Good question!
It depends on a lot of factors:
- Casualty rates: have a big impact on the ability of the population or at least the military subsection of the population to reproduce itself. For example, think of how the extremely high casualty rates of WWI affected France’s war readiness in WWII.
- Population growth rates: if the population is growing quickly, it’s much easier for an army to “bounce back,” because you’re recruiting from an ever-larger base. Vice-versa, it’s a lot harder if the population is growing very slowly, because it’s harder to get back to where you were before the war.
- Overall population size: to use a famous historical example, one of the reasons why the Romans were so resilient and able to come back from unbelievable setbacks is that they were able to call upon both different economic classes of Rome and the populations of the whole of the Latin League to replace their losses.
- Economic productivity: in addition to fresh bodies, you need the ability to arm, equip, and supply those bodies so that they can fight effectively. The more productive your economy, the more you can do that, hence the U.S in WWII as the “Arsenal of Democracy,” producing most of the materiel not only for itself but also for the UK, the USSR, and the other allies.

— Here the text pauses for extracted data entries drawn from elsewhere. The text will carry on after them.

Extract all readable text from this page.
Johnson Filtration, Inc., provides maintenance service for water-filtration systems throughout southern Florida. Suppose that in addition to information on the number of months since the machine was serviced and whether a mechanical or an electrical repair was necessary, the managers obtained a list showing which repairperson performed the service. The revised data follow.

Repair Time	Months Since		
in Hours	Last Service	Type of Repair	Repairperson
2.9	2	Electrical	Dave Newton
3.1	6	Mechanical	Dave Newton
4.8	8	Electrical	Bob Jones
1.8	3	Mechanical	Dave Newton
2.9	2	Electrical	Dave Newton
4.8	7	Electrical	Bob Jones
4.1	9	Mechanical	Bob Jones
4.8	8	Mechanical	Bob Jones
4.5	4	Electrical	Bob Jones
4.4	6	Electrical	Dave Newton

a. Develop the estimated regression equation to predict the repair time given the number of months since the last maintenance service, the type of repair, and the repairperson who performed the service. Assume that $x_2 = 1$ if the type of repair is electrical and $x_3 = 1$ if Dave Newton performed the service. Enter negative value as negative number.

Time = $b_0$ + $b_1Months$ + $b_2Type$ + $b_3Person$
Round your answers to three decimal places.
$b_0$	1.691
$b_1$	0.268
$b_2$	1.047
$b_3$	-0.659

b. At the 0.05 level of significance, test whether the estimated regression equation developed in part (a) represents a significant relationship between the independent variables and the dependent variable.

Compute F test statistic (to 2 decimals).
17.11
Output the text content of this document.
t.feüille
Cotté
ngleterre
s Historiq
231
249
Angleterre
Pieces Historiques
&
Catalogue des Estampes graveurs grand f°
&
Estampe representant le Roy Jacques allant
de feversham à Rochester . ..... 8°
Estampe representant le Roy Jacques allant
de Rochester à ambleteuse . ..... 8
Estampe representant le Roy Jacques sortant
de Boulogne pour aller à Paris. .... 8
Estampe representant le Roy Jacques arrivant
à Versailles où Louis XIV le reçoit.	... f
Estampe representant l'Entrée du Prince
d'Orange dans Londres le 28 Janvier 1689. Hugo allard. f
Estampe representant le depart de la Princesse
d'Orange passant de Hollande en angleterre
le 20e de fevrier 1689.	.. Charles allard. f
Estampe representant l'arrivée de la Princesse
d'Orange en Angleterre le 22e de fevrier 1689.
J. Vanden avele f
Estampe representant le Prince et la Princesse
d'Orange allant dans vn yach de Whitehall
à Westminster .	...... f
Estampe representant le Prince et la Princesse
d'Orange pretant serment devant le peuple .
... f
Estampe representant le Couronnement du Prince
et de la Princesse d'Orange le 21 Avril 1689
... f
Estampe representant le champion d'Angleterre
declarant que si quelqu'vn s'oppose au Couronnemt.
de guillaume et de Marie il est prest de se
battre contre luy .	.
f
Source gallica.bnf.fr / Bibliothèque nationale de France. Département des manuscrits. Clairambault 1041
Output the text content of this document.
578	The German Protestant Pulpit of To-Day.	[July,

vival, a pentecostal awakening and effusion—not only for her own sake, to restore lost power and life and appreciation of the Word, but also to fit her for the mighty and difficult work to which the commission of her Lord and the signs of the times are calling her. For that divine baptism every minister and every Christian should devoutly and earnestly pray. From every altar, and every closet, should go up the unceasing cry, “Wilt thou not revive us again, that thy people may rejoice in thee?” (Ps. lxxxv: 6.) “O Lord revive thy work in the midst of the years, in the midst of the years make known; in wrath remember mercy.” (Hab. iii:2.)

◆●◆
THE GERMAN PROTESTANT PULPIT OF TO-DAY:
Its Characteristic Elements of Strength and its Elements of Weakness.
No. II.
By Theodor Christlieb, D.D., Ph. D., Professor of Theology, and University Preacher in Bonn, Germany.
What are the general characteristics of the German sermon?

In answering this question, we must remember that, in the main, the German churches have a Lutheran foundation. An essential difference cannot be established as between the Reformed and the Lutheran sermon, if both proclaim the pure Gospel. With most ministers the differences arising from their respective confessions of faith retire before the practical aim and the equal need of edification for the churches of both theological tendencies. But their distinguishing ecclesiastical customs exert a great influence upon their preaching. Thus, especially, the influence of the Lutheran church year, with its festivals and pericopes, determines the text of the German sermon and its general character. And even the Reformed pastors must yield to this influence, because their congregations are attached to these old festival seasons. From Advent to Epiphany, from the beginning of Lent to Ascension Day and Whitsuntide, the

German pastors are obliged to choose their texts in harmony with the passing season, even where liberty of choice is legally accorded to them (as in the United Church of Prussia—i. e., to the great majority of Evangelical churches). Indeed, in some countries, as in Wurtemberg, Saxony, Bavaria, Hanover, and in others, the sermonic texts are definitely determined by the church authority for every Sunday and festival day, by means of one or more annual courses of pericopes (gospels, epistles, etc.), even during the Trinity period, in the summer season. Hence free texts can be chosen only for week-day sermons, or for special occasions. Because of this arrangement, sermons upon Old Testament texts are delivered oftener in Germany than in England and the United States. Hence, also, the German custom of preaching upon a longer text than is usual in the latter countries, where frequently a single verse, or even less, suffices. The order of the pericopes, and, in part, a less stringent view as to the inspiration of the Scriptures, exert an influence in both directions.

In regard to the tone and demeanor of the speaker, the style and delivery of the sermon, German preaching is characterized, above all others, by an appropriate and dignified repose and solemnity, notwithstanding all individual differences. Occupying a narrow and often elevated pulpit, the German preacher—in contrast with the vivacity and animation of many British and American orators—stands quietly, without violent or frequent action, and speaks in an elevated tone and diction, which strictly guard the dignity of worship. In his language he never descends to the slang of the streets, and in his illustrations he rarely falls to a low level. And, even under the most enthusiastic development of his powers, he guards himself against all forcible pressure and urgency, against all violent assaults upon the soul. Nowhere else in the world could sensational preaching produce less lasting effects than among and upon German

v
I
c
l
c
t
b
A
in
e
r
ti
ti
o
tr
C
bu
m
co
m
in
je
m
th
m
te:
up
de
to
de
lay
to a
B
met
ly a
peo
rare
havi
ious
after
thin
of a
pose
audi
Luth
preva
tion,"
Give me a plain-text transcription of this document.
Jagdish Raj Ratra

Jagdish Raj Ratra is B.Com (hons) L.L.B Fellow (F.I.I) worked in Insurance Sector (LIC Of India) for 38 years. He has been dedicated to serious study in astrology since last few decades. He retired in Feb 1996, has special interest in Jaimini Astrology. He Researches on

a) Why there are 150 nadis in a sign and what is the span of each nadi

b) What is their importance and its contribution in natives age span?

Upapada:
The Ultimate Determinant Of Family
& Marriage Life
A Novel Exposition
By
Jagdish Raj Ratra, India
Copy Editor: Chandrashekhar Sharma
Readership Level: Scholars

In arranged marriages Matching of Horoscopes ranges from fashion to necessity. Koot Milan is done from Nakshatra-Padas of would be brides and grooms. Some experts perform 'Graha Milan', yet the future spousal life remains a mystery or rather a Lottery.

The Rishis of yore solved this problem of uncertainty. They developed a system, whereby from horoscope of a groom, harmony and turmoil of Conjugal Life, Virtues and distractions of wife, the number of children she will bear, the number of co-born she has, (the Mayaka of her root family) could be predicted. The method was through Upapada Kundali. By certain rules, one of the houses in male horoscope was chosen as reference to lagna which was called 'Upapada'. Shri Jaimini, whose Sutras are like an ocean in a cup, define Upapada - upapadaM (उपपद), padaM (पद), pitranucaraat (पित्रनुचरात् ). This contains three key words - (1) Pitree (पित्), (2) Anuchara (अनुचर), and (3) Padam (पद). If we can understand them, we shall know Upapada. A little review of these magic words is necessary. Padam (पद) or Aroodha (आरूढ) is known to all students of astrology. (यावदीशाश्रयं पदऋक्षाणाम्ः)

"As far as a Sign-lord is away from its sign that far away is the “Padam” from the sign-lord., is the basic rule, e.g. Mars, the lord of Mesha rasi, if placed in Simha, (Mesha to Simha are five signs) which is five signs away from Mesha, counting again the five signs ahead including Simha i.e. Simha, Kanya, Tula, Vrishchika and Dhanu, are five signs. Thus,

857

- Social structures and customs: if your society is set up in such a way that only a small proportion of your population is allowed to fight, that obviously limits your ability to rebuild armies. For example, Sparta’s extremely oligarchical society meant that there were very few spartiates at the top of the social pyramids – thus the Spartans were extremely “brittle” and their empire collapsed after they lost a few battles and weren’t able to replace their manpower losses.